Master thesis voice conversion repository.

Primary LanguageJupyter Notebook


This repository is dedicated to the implementation of specialized neural networks for voice conversion in the context of a master's thesis. Each directory within this repository contains code and resources tailored for training these neural networks. To effectively train the models, it is essential to provide a training dataset with the following specific structure.

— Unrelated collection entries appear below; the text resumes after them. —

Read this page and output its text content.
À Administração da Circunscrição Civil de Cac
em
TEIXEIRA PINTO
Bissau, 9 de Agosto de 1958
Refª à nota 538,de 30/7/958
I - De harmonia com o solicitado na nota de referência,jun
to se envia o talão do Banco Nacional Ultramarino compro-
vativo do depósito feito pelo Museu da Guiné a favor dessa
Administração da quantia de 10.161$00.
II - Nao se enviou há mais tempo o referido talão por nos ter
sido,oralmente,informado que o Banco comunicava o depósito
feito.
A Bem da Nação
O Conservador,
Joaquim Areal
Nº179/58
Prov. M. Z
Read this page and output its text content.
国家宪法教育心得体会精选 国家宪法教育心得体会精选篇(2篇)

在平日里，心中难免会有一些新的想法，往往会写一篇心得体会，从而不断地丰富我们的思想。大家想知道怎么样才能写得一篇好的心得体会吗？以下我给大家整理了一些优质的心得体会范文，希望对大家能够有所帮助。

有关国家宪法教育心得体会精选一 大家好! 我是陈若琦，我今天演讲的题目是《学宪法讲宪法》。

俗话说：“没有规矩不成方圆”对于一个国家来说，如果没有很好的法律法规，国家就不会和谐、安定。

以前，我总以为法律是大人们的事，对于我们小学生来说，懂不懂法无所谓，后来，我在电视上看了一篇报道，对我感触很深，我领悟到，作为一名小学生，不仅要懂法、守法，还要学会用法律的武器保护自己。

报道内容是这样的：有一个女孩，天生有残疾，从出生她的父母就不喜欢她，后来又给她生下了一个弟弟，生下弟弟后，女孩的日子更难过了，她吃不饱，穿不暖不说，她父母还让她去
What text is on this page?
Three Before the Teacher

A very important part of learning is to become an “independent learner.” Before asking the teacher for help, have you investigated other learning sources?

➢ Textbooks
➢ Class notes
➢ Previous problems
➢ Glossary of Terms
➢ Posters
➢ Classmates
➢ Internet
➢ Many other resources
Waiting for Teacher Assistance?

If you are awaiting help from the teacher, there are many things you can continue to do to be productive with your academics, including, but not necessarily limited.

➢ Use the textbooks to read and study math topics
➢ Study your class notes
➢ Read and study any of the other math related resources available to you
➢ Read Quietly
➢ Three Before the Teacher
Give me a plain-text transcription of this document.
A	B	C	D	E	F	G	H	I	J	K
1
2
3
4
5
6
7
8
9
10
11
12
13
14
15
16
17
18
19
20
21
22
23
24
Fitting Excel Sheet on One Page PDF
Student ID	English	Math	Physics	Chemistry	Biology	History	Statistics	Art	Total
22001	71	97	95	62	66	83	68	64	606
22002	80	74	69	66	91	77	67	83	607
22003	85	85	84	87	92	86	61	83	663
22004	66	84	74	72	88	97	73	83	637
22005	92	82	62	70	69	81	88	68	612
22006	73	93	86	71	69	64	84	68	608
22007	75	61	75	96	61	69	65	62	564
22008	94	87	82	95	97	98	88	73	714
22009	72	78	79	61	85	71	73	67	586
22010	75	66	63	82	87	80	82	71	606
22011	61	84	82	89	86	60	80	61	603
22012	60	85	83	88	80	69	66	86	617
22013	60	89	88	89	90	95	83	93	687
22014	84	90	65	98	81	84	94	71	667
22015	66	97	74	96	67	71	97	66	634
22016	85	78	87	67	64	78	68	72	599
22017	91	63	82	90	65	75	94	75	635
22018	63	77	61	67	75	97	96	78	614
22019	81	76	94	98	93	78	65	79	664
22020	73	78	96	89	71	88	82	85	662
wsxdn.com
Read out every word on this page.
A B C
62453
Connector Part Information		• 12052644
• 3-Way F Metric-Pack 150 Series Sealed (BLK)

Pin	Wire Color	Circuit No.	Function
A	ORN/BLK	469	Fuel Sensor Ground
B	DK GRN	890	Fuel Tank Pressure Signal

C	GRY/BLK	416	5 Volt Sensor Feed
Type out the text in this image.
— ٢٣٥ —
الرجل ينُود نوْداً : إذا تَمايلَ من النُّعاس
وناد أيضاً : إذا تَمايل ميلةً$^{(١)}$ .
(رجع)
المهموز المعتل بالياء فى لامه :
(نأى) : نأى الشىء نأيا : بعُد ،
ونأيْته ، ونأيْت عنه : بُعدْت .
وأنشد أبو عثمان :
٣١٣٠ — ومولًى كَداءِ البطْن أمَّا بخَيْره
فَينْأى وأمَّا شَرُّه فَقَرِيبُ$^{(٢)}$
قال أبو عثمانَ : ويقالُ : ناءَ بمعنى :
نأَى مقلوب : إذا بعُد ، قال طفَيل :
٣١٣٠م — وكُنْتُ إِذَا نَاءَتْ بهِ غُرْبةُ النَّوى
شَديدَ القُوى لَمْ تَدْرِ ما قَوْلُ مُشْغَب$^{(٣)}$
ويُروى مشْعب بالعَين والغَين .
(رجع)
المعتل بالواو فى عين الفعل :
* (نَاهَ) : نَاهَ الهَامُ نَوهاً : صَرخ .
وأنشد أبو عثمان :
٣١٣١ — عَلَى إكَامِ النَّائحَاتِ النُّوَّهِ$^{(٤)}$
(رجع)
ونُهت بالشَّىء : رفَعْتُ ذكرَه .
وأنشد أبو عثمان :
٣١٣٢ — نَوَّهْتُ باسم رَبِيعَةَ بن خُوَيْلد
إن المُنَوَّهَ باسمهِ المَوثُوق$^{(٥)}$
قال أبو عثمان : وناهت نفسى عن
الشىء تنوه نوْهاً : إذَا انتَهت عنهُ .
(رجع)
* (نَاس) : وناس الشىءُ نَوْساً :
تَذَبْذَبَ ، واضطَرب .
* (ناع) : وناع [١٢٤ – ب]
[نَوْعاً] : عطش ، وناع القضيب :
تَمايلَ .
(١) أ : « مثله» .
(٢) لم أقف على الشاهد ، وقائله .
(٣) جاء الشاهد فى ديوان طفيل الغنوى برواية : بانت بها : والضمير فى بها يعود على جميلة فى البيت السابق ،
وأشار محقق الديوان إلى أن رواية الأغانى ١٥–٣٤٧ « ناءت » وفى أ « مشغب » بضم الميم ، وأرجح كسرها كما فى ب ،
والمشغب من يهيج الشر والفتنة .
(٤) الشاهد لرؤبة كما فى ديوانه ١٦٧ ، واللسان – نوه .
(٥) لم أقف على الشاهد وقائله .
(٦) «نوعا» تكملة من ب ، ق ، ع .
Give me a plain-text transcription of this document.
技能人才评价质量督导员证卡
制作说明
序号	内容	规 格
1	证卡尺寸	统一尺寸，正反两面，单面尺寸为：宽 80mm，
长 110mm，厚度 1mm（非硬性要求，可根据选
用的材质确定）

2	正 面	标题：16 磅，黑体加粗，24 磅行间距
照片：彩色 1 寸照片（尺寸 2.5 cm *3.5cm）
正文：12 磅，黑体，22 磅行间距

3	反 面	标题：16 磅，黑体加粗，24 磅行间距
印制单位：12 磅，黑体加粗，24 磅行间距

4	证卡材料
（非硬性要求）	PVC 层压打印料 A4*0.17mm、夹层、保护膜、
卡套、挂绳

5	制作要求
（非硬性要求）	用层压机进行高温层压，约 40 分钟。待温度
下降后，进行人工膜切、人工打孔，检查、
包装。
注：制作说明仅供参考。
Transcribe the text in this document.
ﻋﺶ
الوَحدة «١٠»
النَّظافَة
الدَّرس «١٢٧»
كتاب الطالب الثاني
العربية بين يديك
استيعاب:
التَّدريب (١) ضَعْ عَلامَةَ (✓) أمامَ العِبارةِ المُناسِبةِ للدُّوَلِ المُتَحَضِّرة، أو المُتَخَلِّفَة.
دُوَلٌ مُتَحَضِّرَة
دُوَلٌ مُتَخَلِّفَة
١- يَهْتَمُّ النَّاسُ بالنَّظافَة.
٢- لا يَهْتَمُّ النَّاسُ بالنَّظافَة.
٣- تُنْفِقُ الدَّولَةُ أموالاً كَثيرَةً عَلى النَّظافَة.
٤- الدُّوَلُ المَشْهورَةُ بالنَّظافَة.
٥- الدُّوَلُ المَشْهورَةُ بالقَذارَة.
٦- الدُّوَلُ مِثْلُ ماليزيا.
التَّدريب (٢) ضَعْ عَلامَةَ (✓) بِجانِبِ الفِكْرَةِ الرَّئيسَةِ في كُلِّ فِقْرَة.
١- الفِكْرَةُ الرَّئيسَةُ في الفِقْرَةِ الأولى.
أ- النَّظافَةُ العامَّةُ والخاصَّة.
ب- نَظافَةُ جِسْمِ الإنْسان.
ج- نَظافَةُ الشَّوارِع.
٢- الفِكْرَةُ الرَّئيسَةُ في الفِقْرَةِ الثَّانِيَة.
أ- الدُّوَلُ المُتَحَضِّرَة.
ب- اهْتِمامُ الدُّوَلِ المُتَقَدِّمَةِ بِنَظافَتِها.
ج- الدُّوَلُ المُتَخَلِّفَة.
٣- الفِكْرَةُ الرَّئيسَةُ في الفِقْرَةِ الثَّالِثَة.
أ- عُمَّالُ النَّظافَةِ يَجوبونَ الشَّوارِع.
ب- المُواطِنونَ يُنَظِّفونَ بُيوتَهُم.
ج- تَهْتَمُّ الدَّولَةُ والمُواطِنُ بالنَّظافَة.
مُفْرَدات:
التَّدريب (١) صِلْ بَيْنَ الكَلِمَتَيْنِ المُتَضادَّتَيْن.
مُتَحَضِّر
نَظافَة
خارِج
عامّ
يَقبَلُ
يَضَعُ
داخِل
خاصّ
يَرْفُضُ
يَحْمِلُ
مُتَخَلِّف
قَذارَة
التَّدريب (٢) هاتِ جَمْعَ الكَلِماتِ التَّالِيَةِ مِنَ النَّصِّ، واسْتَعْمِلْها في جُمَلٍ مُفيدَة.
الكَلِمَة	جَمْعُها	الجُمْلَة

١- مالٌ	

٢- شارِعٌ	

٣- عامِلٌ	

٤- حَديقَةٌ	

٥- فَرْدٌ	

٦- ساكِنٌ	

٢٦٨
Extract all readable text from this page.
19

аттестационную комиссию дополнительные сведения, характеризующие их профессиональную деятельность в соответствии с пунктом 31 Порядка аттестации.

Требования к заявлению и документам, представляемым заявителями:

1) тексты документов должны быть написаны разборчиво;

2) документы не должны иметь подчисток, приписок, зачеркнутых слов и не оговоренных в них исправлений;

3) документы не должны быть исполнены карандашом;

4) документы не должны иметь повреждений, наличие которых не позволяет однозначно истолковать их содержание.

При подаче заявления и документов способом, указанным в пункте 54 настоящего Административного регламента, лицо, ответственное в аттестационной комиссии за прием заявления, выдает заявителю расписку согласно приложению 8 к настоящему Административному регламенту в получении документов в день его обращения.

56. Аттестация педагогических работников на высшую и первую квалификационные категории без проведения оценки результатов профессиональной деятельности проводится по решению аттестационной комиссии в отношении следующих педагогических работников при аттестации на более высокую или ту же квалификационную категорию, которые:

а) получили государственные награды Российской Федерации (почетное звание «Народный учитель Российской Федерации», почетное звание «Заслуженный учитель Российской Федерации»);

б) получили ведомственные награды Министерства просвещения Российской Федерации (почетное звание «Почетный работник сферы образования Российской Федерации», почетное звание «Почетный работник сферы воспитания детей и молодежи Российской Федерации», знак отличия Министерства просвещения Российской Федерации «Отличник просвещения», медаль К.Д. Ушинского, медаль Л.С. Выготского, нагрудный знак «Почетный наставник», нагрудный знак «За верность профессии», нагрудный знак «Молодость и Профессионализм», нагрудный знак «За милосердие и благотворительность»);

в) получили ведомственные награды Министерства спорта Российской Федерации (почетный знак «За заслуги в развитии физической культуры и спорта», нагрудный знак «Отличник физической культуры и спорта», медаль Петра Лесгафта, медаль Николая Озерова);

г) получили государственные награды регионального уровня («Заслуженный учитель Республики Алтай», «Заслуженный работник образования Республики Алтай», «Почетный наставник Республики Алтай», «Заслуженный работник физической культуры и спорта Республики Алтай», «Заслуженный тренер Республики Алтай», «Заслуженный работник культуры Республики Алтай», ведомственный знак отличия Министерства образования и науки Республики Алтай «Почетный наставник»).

Please note that the models exclusively accept audio files in the WAV format.

Dataset structure

  • speaker1
    • --sample1.wav
    • --sample2.wav
    • ...
  • speaker2
    • --sample1.wav
    • --sample2.wav
    • ...
  • ...

Directory contents:

  • Cyclegan-basic - contains code for early tests for CycleGAN networks for voice conversion
  • INCEPTION-VC-VAE-2 - source code for INCEPTION-VC2 model training and inference
  • INCEPTION-VC-VAE - contains code for basic INCEPTION-VC model training and inference
  • Transformer-VC-Phase - source code for Transformer-VC training and inference with phase processing
  • Transformer-VC-modified - contains code for Transformer-VC training and inference with reduced/extended channel size
  • Transformer-VC - source code for basic Transformer-VC training and inference
  • Transformer-VGG-for-PHASE - contains code for Transformer-VC training and inference with phase processing by VGG model
  • Variational-Autencoder-VC - source code for basic VAE-VC model training and inference
  • app - contains source code for running web application for voice conversion based on VAE-VC model

To run test, specific Python environment is required with venv installed. To create a virtualenv use the following command in specific directory: python -m venv <environment-name>

To activate created environment in Windows operating system, navigate to <specific-directory>/<environment-name>/Scripts and type Activate.bat. Once environment run, navigate toVoice-Conversion-Tests repository and type pip install -r requirements.txt.

To run model training, navigate to model directory from Directory contents and run python main.py. Change of config.json file may be required. Once training is finished, to run inference on model run python generate_sound.py. File generate_sound.py change may be also required to set specific paths.